The following figure shows the block diagram of the bfloat16 (BF) vector datapath. It shares the 8 x 8 multipliers with half of the integer datapath along with additional blocks for floating point exponent compute and mantissa shifting and normalization.

To reduce the accumulation feedback loop, multiple accumulator registers are used to allow back-to-back floating-point MAC instructions.

The BF and FP mantissa shift unit shifts down each of the 128 multiplier lanes and the 2 x 16 accumulator lanes. The accumulator unit supports addition/subtract/negate of accumulator registers in a single-precision FP32 format. The FP normalization unit handles the cases where the mantissa coming from the post-adder is negative and if the mantissa is outside the acceptable range.

The AIE-ML supports several vector element-wise functions for the bfloat16 format. These functions include a vector comparison, minimum, and maximum. They operate in an element-wise fashion comparing two vectors. The separate fixed-point vector add/compare unit is extended to handle the floating-point elementary function.

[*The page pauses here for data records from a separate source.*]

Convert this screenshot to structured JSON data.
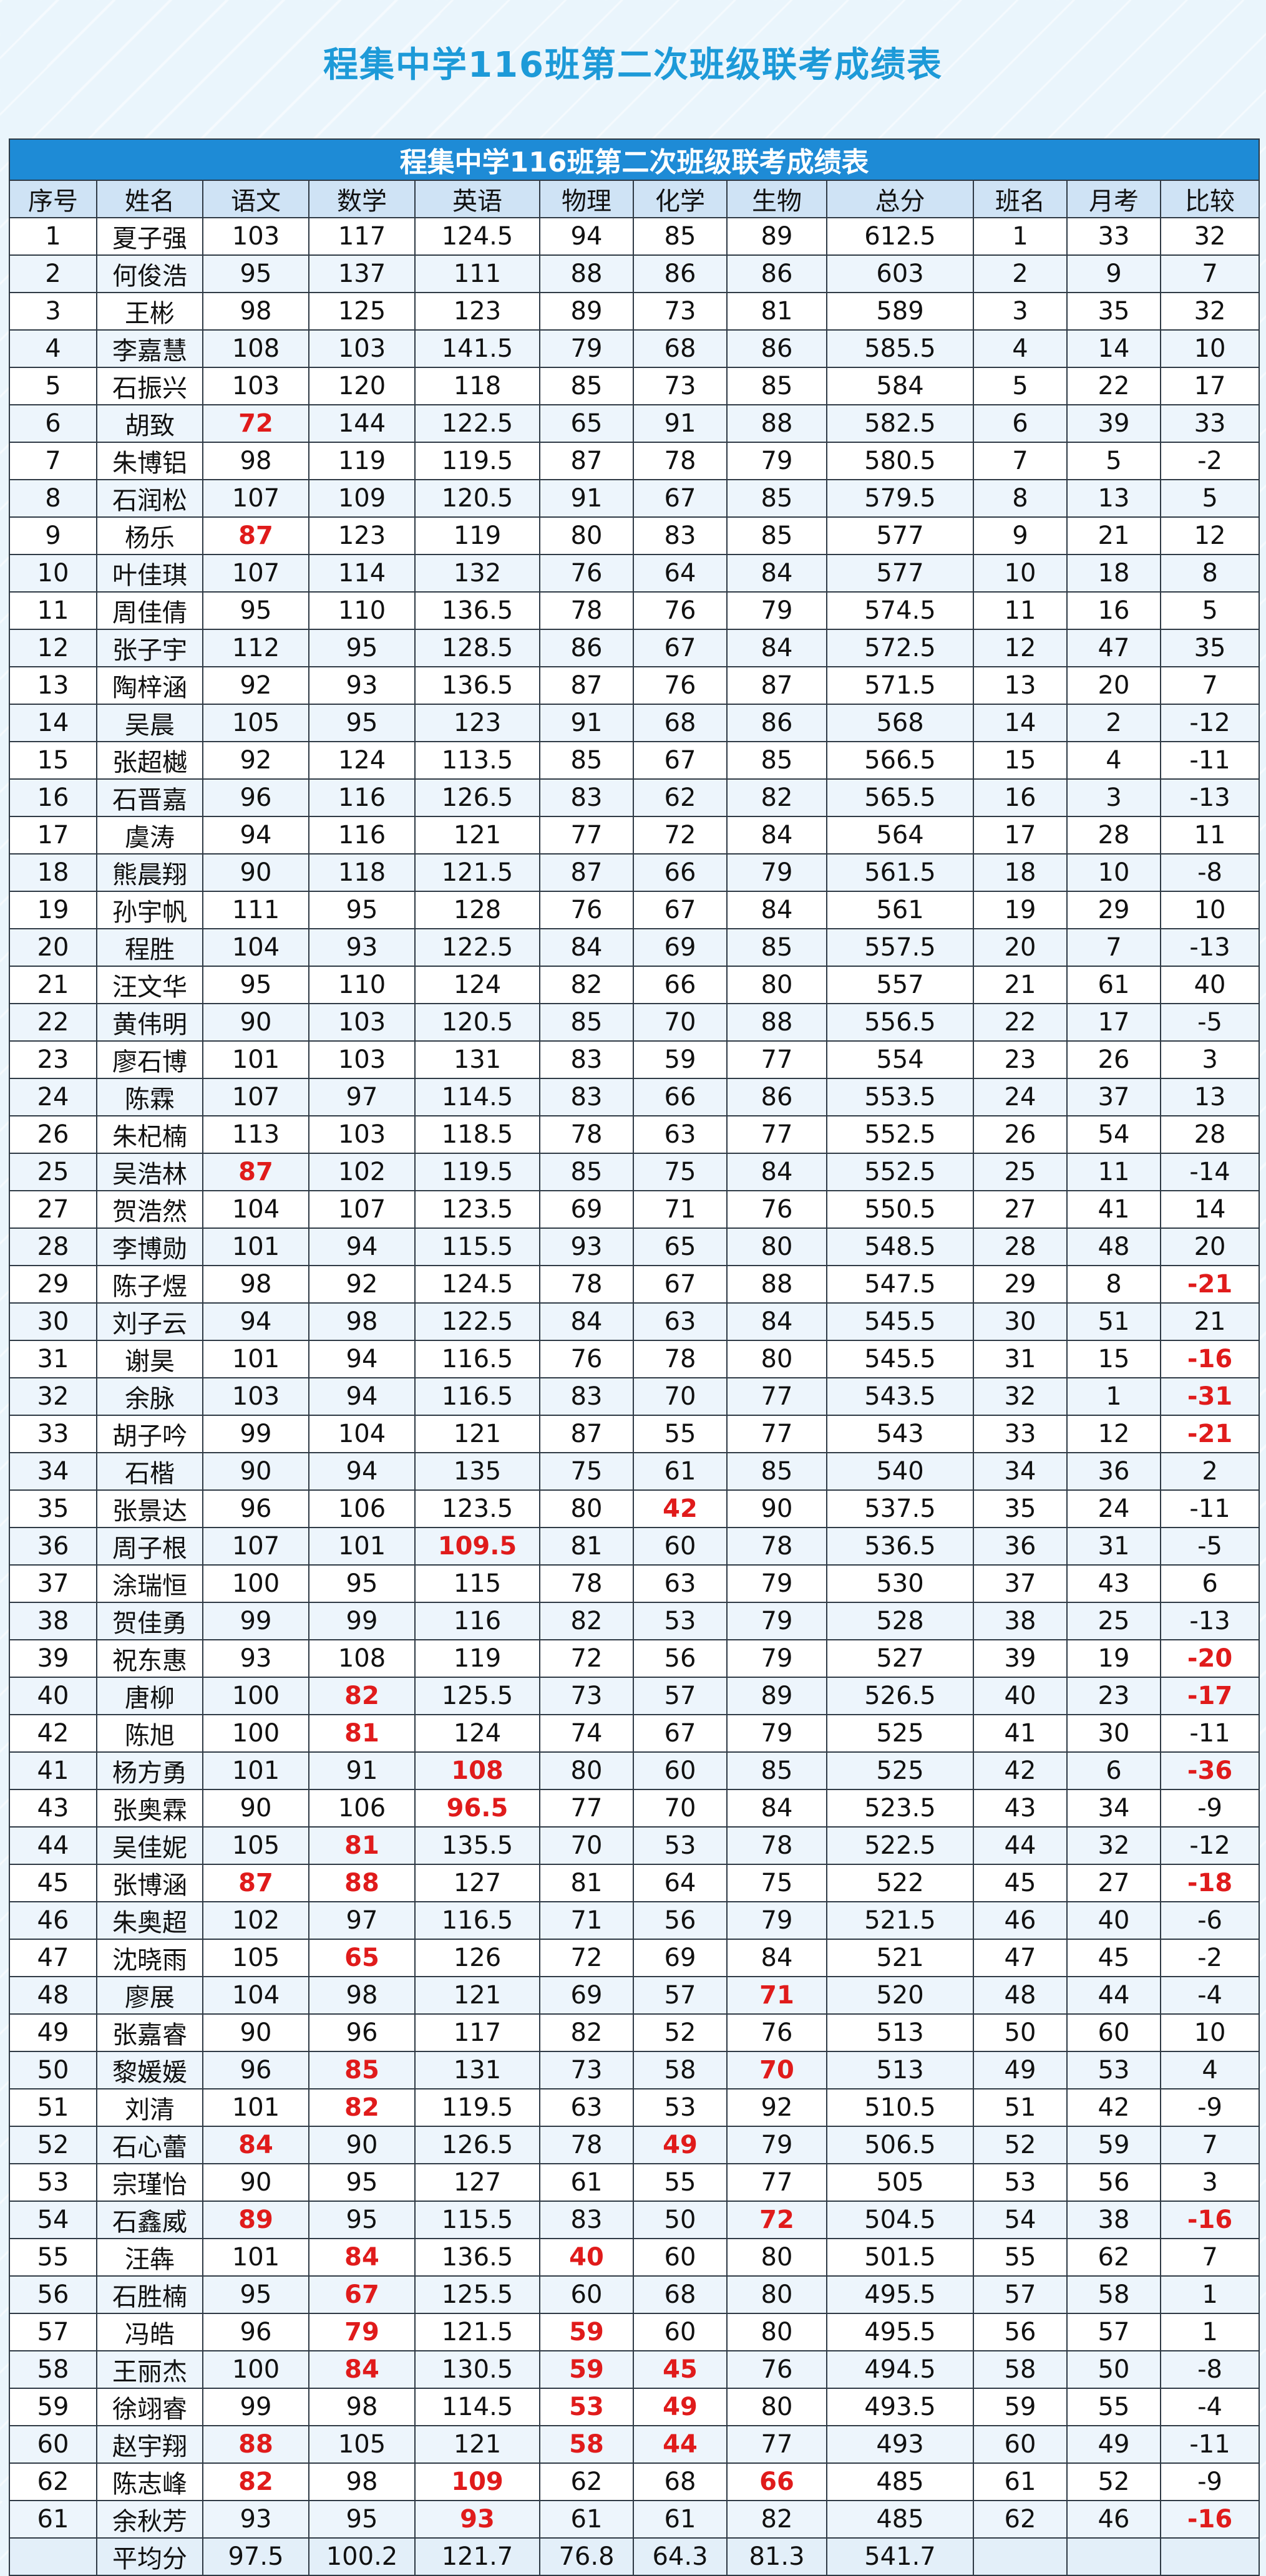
{
  "header": {
    "title": "程集中学116班第二次班级联考成绩表"
  },
  "table": {
    "caption": "程集中学116班第二次班级联考成绩表",
    "columns": [
      "序号",
      "姓名",
      "语文",
      "数学",
      "英语",
      "物理",
      "化学",
      "生物",
      "总分",
      "班名",
      "月考",
      "比较"
    ],
    "rows": [
      {
        "c": [
          "1",
          "夏子强",
          "103",
          "117",
          "124.5",
          "94",
          "85",
          "89",
          "612.5",
          "1",
          "33",
          "32"
        ],
        "red": []
      },
      {
        "c": [
          "2",
          "何俊浩",
          "95",
          "137",
          "111",
          "88",
          "86",
          "86",
          "603",
          "2",
          "9",
          "7"
        ],
        "red": []
      },
      {
        "c": [
          "3",
          "王彬",
          "98",
          "125",
          "123",
          "89",
          "73",
          "81",
          "589",
          "3",
          "35",
          "32"
        ],
        "red": []
      },
      {
        "c": [
          "4",
          "李嘉慧",
          "108",
          "103",
          "141.5",
          "79",
          "68",
          "86",
          "585.5",
          "4",
          "14",
          "10"
        ],
        "red": []
      },
      {
        "c": [
          "5",
          "石振兴",
          "103",
          "120",
          "118",
          "85",
          "73",
          "85",
          "584",
          "5",
          "22",
          "17"
        ],
        "red": []
      },
      {
        "c": [
          "6",
          "胡致",
          "72",
          "144",
          "122.5",
          "65",
          "91",
          "88",
          "582.5",
          "6",
          "39",
          "33"
        ],
        "red": [
          2
        ]
      },
      {
        "c": [
          "7",
          "朱博铝",
          "98",
          "119",
          "119.5",
          "87",
          "78",
          "79",
          "580.5",
          "7",
          "5",
          "-2"
        ],
        "red": []
      },
      {
        "c": [
          "8",
          "石润松",
          "107",
          "109",
          "120.5",
          "91",
          "67",
          "85",
          "579.5",
          "8",
          "13",
          "5"
        ],
        "red": []
      },
      {
        "c": [
          "9",
          "杨乐",
          "87",
          "123",
          "119",
          "80",
          "83",
          "85",
          "577",
          "9",
          "21",
          "12"
        ],
        "red": [
          2
        ]
      },
      {
        "c": [
          "10",
          "叶佳琪",
          "107",
          "114",
          "132",
          "76",
          "64",
          "84",
          "577",
          "10",
          "18",
          "8"
        ],
        "red": []
      },
      {
        "c": [
          "11",
          "周佳倩",
          "95",
          "110",
          "136.5",
          "78",
          "76",
          "79",
          "574.5",
          "11",
          "16",
          "5"
        ],
        "red": []
      },
      {
        "c": [
          "12",
          "张子宇",
          "112",
          "95",
          "128.5",
          "86",
          "67",
          "84",
          "572.5",
          "12",
          "47",
          "35"
        ],
        "red": []
      },
      {
        "c": [
          "13",
          "陶梓涵",
          "92",
          "93",
          "136.5",
          "87",
          "76",
          "87",
          "571.5",
          "13",
          "20",
          "7"
        ],
        "red": []
      },
      {
        "c": [
          "14",
          "吴晨",
          "105",
          "95",
          "123",
          "91",
          "68",
          "86",
          "568",
          "14",
          "2",
          "-12"
        ],
        "red": []
      },
      {
        "c": [
          "15",
          "张超樾",
          "92",
          "124",
          "113.5",
          "85",
          "67",
          "85",
          "566.5",
          "15",
          "4",
          "-11"
        ],
        "red": []
      },
      {
        "c": [
          "16",
          "石晋嘉",
          "96",
          "116",
          "126.5",
          "83",
          "62",
          "82",
          "565.5",
          "16",
          "3",
          "-13"
        ],
        "red": []
      },
      {
        "c": [
          "17",
          "虞涛",
          "94",
          "116",
          "121",
          "77",
          "72",
          "84",
          "564",
          "17",
          "28",
          "11"
        ],
        "red": []
      },
      {
        "c": [
          "18",
          "熊晨翔",
          "90",
          "118",
          "121.5",
          "87",
          "66",
          "79",
          "561.5",
          "18",
          "10",
          "-8"
        ],
        "red": []
      },
      {
        "c": [
          "19",
          "孙宇帆",
          "111",
          "95",
          "128",
          "76",
          "67",
          "84",
          "561",
          "19",
          "29",
          "10"
        ],
        "red": []
      },
      {
        "c": [
          "20",
          "程胜",
          "104",
          "93",
          "122.5",
          "84",
          "69",
          "85",
          "557.5",
          "20",
          "7",
          "-13"
        ],
        "red": []
      },
      {
        "c": [
          "21",
          "汪文华",
          "95",
          "110",
          "124",
          "82",
          "66",
          "80",
          "557",
          "21",
          "61",
          "40"
        ],
        "red": []
      },
      {
        "c": [
          "22",
          "黄伟明",
          "90",
          "103",
          "120.5",
          "85",
          "70",
          "88",
          "556.5",
          "22",
          "17",
          "-5"
        ],
        "red": []
      },
      {
        "c": [
          "23",
          "廖石博",
          "101",
          "103",
          "131",
          "83",
          "59",
          "77",
          "554",
          "23",
          "26",
          "3"
        ],
        "red": []
      },
      {
        "c": [
          "24",
          "陈霖",
          "107",
          "97",
          "114.5",
          "83",
          "66",
          "86",
          "553.5",
          "24",
          "37",
          "13"
        ],
        "red": []
      },
      {
        "c": [
          "26",
          "朱杞楠",
          "113",
          "103",
          "118.5",
          "78",
          "63",
          "77",
          "552.5",
          "26",
          "54",
          "28"
        ],
        "red": []
      },
      {
        "c": [
          "25",
          "吴浩林",
          "87",
          "102",
          "119.5",
          "85",
          "75",
          "84",
          "552.5",
          "25",
          "11",
          "-14"
        ],
        "red": [
          2
        ]
      },
      {
        "c": [
          "27",
          "贺浩然",
          "104",
          "107",
          "123.5",
          "69",
          "71",
          "76",
          "550.5",
          "27",
          "41",
          "14"
        ],
        "red": []
      },
      {
        "c": [
          "28",
          "李博勋",
          "101",
          "94",
          "115.5",
          "93",
          "65",
          "80",
          "548.5",
          "28",
          "48",
          "20"
        ],
        "red": []
      },
      {
        "c": [
          "29",
          "陈子煜",
          "98",
          "92",
          "124.5",
          "78",
          "67",
          "88",
          "547.5",
          "29",
          "8",
          "-21"
        ],
        "red": [
          11
        ]
      },
      {
        "c": [
          "30",
          "刘子云",
          "94",
          "98",
          "122.5",
          "84",
          "63",
          "84",
          "545.5",
          "30",
          "51",
          "21"
        ],
        "red": []
      },
      {
        "c": [
          "31",
          "谢昊",
          "101",
          "94",
          "116.5",
          "76",
          "78",
          "80",
          "545.5",
          "31",
          "15",
          "-16"
        ],
        "red": [
          11
        ]
      },
      {
        "c": [
          "32",
          "余脉",
          "103",
          "94",
          "116.5",
          "83",
          "70",
          "77",
          "543.5",
          "32",
          "1",
          "-31"
        ],
        "red": [
          11
        ]
      },
      {
        "c": [
          "33",
          "胡子吟",
          "99",
          "104",
          "121",
          "87",
          "55",
          "77",
          "543",
          "33",
          "12",
          "-21"
        ],
        "red": [
          11
        ]
      },
      {
        "c": [
          "34",
          "石楷",
          "90",
          "94",
          "135",
          "75",
          "61",
          "85",
          "540",
          "34",
          "36",
          "2"
        ],
        "red": []
      },
      {
        "c": [
          "35",
          "张景达",
          "96",
          "106",
          "123.5",
          "80",
          "42",
          "90",
          "537.5",
          "35",
          "24",
          "-11"
        ],
        "red": [
          6
        ]
      },
      {
        "c": [
          "36",
          "周子根",
          "107",
          "101",
          "109.5",
          "81",
          "60",
          "78",
          "536.5",
          "36",
          "31",
          "-5"
        ],
        "red": [
          4
        ]
      },
      {
        "c": [
          "37",
          "涂瑞恒",
          "100",
          "95",
          "115",
          "78",
          "63",
          "79",
          "530",
          "37",
          "43",
          "6"
        ],
        "red": []
      },
      {
        "c": [
          "38",
          "贺佳勇",
          "99",
          "99",
          "116",
          "82",
          "53",
          "79",
          "528",
          "38",
          "25",
          "-13"
        ],
        "red": []
      },
      {
        "c": [
          "39",
          "祝东惠",
          "93",
          "108",
          "119",
          "72",
          "56",
          "79",
          "527",
          "39",
          "19",
          "-20"
        ],
        "red": [
          11
        ]
      },
      {
        "c": [
          "40",
          "唐柳",
          "100",
          "82",
          "125.5",
          "73",
          "57",
          "89",
          "526.5",
          "40",
          "23",
          "-17"
        ],
        "red": [
          3,
          11
        ]
      },
      {
        "c": [
          "42",
          "陈旭",
          "100",
          "81",
          "124",
          "74",
          "67",
          "79",
          "525",
          "41",
          "30",
          "-11"
        ],
        "red": [
          3
        ]
      },
      {
        "c": [
          "41",
          "杨方勇",
          "101",
          "91",
          "108",
          "80",
          "60",
          "85",
          "525",
          "42",
          "6",
          "-36"
        ],
        "red": [
          4,
          11
        ]
      },
      {
        "c": [
          "43",
          "张奥霖",
          "90",
          "106",
          "96.5",
          "77",
          "70",
          "84",
          "523.5",
          "43",
          "34",
          "-9"
        ],
        "red": [
          4
        ]
      },
      {
        "c": [
          "44",
          "吴佳妮",
          "105",
          "81",
          "135.5",
          "70",
          "53",
          "78",
          "522.5",
          "44",
          "32",
          "-12"
        ],
        "red": [
          3
        ]
      },
      {
        "c": [
          "45",
          "张博涵",
          "87",
          "88",
          "127",
          "81",
          "64",
          "75",
          "522",
          "45",
          "27",
          "-18"
        ],
        "red": [
          2,
          3,
          11
        ]
      },
      {
        "c": [
          "46",
          "朱奥超",
          "102",
          "97",
          "116.5",
          "71",
          "56",
          "79",
          "521.5",
          "46",
          "40",
          "-6"
        ],
        "red": []
      },
      {
        "c": [
          "47",
          "沈晓雨",
          "105",
          "65",
          "126",
          "72",
          "69",
          "84",
          "521",
          "47",
          "45",
          "-2"
        ],
        "red": [
          3
        ]
      },
      {
        "c": [
          "48",
          "廖展",
          "104",
          "98",
          "121",
          "69",
          "57",
          "71",
          "520",
          "48",
          "44",
          "-4"
        ],
        "red": [
          7
        ]
      },
      {
        "c": [
          "49",
          "张嘉睿",
          "90",
          "96",
          "117",
          "82",
          "52",
          "76",
          "513",
          "50",
          "60",
          "10"
        ],
        "red": []
      },
      {
        "c": [
          "50",
          "黎媛媛",
          "96",
          "85",
          "131",
          "73",
          "58",
          "70",
          "513",
          "49",
          "53",
          "4"
        ],
        "red": [
          3,
          7
        ]
      },
      {
        "c": [
          "51",
          "刘清",
          "101",
          "82",
          "119.5",
          "63",
          "53",
          "92",
          "510.5",
          "51",
          "42",
          "-9"
        ],
        "red": [
          3
        ]
      },
      {
        "c": [
          "52",
          "石心蕾",
          "84",
          "90",
          "126.5",
          "78",
          "49",
          "79",
          "506.5",
          "52",
          "59",
          "7"
        ],
        "red": [
          2,
          6
        ]
      },
      {
        "c": [
          "53",
          "宗瑾怡",
          "90",
          "95",
          "127",
          "61",
          "55",
          "77",
          "505",
          "53",
          "56",
          "3"
        ],
        "red": []
      },
      {
        "c": [
          "54",
          "石鑫威",
          "89",
          "95",
          "115.5",
          "83",
          "50",
          "72",
          "504.5",
          "54",
          "38",
          "-16"
        ],
        "red": [
          2,
          7,
          11
        ]
      },
      {
        "c": [
          "55",
          "汪犇",
          "101",
          "84",
          "136.5",
          "40",
          "60",
          "80",
          "501.5",
          "55",
          "62",
          "7"
        ],
        "red": [
          3,
          5
        ]
      },
      {
        "c": [
          "56",
          "石胜楠",
          "95",
          "67",
          "125.5",
          "60",
          "68",
          "80",
          "495.5",
          "57",
          "58",
          "1"
        ],
        "red": [
          3
        ]
      },
      {
        "c": [
          "57",
          "冯皓",
          "96",
          "79",
          "121.5",
          "59",
          "60",
          "80",
          "495.5",
          "56",
          "57",
          "1"
        ],
        "red": [
          3,
          5
        ]
      },
      {
        "c": [
          "58",
          "王丽杰",
          "100",
          "84",
          "130.5",
          "59",
          "45",
          "76",
          "494.5",
          "58",
          "50",
          "-8"
        ],
        "red": [
          3,
          5,
          6
        ]
      },
      {
        "c": [
          "59",
          "徐翊睿",
          "99",
          "98",
          "114.5",
          "53",
          "49",
          "80",
          "493.5",
          "59",
          "55",
          "-4"
        ],
        "red": [
          5,
          6
        ]
      },
      {
        "c": [
          "60",
          "赵宇翔",
          "88",
          "105",
          "121",
          "58",
          "44",
          "77",
          "493",
          "60",
          "49",
          "-11"
        ],
        "red": [
          2,
          5,
          6
        ]
      },
      {
        "c": [
          "62",
          "陈志峰",
          "82",
          "98",
          "109",
          "62",
          "68",
          "66",
          "485",
          "61",
          "52",
          "-9"
        ],
        "red": [
          2,
          4,
          7
        ]
      },
      {
        "c": [
          "61",
          "余秋芳",
          "93",
          "95",
          "93",
          "61",
          "61",
          "82",
          "485",
          "62",
          "46",
          "-16"
        ],
        "red": [
          4,
          11
        ]
      }
    ],
    "average": {
      "label": "平均分",
      "values": [
        "97.5",
        "100.2",
        "121.7",
        "76.8",
        "64.3",
        "81.3",
        "541.7"
      ]
    }
  }
}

The floating-point unit can issue events that correspond to standard floating-point exceptions and the status registers keep track of the events. There are eight exception bits per floating-point functional unit. The exceptions are (from bit 0 to 7): zero, infinity, tiny (underflow), huge (overflow), inexact, huge integer, and divide-by-zero. Of the eight exceptions, tiny, huge, invalid, and divide-by-zero can be converted into an event that can be broadcast to the AIE-ML array interface and then sent to the PS/PMC as an interrupt.

Denormalized numbers are not supported by the AIE-ML floating-point data path.